Yankees’ Aaron Judge takes aim at Giants in homecoming

Aaron Judge will get his first opportunity to take aim at Oracle Park’s signature old-time baseball glove above the left-field bleachers on Friday night when the New York Yankees visit the San Francisco Giants for the start of a three-game interleague series.

The Yankees wrapped up a second consecutive series win on their nine-game Western swing when they beat the Los Angeles Angels 8-3 on Thursday. The victory was New York’s 13th in its last 17 games.

The Yankees will face a Giants team coming off a 6-1 home loss to the Philadelphia Phillies on Wednesday, just the third defeat in San Francisco’s last 13 outings.

Judge contributed his 18th home run of the season to Thursday’s win; he has homered in five of his last eight games.

The 32-year-old native of Linden, Calif., a little less than 100 miles northeast of San Francisco, missed his 2019 homecoming because of a strained oblique.

The Yankees’ most recent visit to San Francisco had been in 2007, when Judge was a freshman at Linden High, where he modeled his stance after his favorite Giant — shortstop Rich Aurilia.

“It would have been nice to be able to play here,” Judge said during the 2019 visit. “Maybe in another eight years. We’ll see.”

He was off by three years, with those five seasons featuring only three games against the Giants, all at Yankee Stadium last season. Judge hit a home run in each win that sandwiched a three-hit performance in a 7-5 loss.

The Yankees’ visit this year comes shortly after Giants chairman of the board Greg Johnson blamed the team’s home ballpark for the club’s inability to sign superstar free agents such as Judge.

“Remember, our park is not viewed as one of the easy parks to hit home runs in. I think we’re the fifth-hardest park to hit home runs in Major League Baseball,” he said. “So that makes it a little more difficult to go out there and get the home-run hitter.”

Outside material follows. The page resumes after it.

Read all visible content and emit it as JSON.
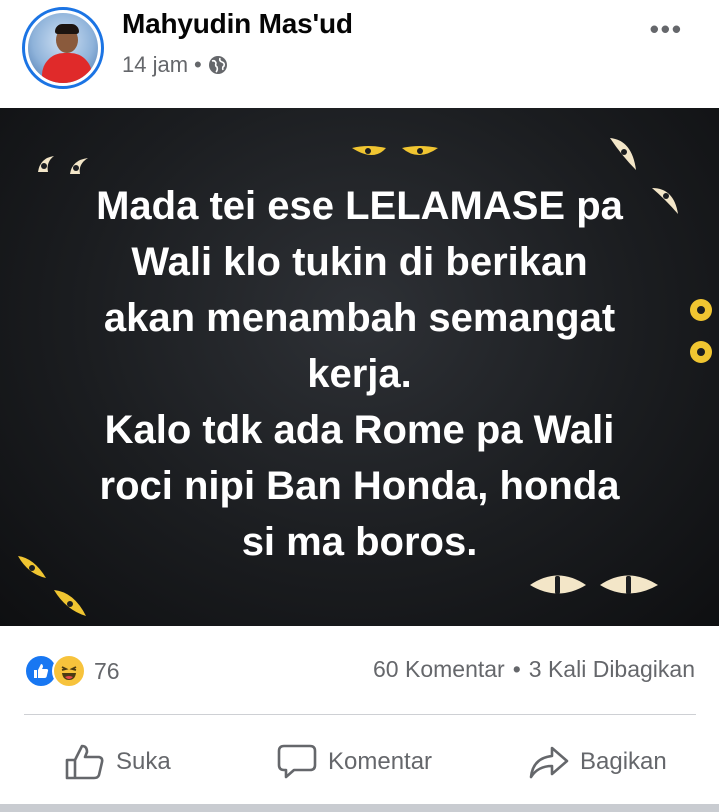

The baseball-glove display at Oracle Park lies 501 feet from home plate. The only major leaguer to come close to hitting it was Vladimir Guerrero Sr. in the 2007 Home Run Derby at the All-Star Game. Guerrero had the distance (503 feet) but was wide left.

The longest home run in stadium history during a game was a 499-footer by Barry Bonds. That went to center field.

Judge is expected to take his first cracks Friday at Giants starter Jordan Hicks (4-1, 2.33 ERA), who has allowed just four home runs in 11 starts, including three in 34 innings in Oracle Park appearances.

The 27-year-old has faced Judge just three times in his career, striking him out twice and getting him to pop out to second base.

Hicks will make his first lifetime start against the Yankees. In five previous relief appearances, he’s allowed just one hit in 5 2/3 innings, going 0-0 with a 0.00 ERA.

Judge has played big-league games in 33 other ballparks, including seven in Buffalo, three in Dunedin, two in London and one at the Iowa Field of Dreams. He’s played in two different Arlington ballparks, but never in San Francisco or Colorado.

Right-hander Marcus Stroman (4-2, 2.76 ERA) is slated to make his fifth career start in San Francisco on Friday, his first as a Yankee. He’s gone 2-2 with a 3.34 ERA in five lifetime starts against the Giants.